Ensuite, le principe même de l’indemnisation catégorielle pose des difficultés d’ordre philosophique. Réserver des mesures particulières d’indemnisation à une population pourrait s’assimiler à une politique de mise à l’écart vis-à-vis de la communauté nationale au point d’entretenir, à la longue, l’idée selon laquelle les harkis auraient vocation à rejoindre leur nation d’origine, l’Algérie ; ce qui n’est absolument pas envisageable. Il semble qu’il serait plutôt approprié d’appliquer aux harkis un traitement identique à celui dont avaient pu bénéficier les autres victimes françaises de la guerre d’Algérie, et veiller à leur intégration, ainsi qu’à celle de leurs enfants, dans la nation française.
Enfin, le débat sur l’indemnisation des harkis, s’il prend de l’ampleur, déclenchera inévitablement celui de l’indemnisation des autres victimes de la guerre d’Algérie, dont des Algériens. Cette guerre a, en effet, coûté la vie à plus de 60 mille Algériens. Une blessure qui n’a jamais été cicatrisée et qui n’attend que des apprentis sorciers pour y remuer le couteau et enflammer les esprits de part et d’autre de la méditerranée. Les relations diplomatiques entre Paris et Alger sont en effet en dents de scie. Les dirigeants algériens n’hésiteront pas à relancer la polémique, comme cela arrive trop souvent lorsqu’on aborde la question des fameux « évènements d’Algérie ».

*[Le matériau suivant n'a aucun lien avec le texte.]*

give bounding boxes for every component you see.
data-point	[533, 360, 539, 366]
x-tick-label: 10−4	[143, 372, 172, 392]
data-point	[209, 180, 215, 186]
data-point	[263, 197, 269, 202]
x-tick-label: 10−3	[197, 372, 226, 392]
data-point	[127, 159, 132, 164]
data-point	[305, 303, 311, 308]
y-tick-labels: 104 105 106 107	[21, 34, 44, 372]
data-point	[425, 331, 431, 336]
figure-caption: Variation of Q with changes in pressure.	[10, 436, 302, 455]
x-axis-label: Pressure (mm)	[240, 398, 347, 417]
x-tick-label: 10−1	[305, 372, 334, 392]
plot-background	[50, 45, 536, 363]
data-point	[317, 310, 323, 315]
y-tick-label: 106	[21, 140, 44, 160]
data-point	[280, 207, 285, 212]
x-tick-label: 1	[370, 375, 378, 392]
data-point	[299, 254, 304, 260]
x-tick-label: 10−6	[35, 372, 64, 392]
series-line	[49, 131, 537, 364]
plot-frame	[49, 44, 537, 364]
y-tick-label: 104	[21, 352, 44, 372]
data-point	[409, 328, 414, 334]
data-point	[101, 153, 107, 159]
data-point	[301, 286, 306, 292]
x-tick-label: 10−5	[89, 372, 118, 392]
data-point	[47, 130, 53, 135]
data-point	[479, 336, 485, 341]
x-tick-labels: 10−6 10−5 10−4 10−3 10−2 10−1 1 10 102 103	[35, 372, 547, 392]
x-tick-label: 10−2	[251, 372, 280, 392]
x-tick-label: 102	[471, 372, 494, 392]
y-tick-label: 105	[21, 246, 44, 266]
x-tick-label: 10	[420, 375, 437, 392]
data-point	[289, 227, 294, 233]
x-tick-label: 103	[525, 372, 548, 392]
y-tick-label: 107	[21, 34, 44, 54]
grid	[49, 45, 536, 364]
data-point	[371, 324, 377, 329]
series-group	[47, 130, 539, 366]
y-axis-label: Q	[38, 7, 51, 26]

En avril 2006, le ministre algérien des moudjahidines (anciens combattants) a accusé la France d’avoir commis un « génocide collectif » au cours des 132 années qu’a duré la colonisation du pays. Une accusation reprise et martelée en décembre 2011 par le Premier ministre turc Recep Tayyip Erdogan en réaction à l'adoption de la proposition de loi réprimant la négation des génocides, dont celui des Arméniens. Difficile, pour la France, de réagir à de tels excès de langage pour la simple raison que cette guerre coloniale n’avait pas à être menée, compte tenu du sens de l’histoire, et que, depuis, l’Algérie est devenue un partenaire économique stratégique (gaz naturel) avec qui on n’a pas intérêt à se fâcher.
Mais les « dégâts » pourraient ne pas se limiter aux relations d’Etat à Etat. La communauté algérienne de France est à cran sur cette question des harkis. Un débat mal engagé pourrait réveiller les vieux démons et créer de l’agitation dans nos villes déjà assez affectées par la crise et qui n’ont vraiment pas besoin de ce genre de polémiques.
En définitive, la France n’ayant aucun intérêt à prêter le flanc aux querelles internes intercommunautaires et à se laisser entraîner dans des incidents diplomatiques, tout à fait prévisibles, avec Alger, la question de l’indemnisation des harkis est vouée à être subtilement éclipsée.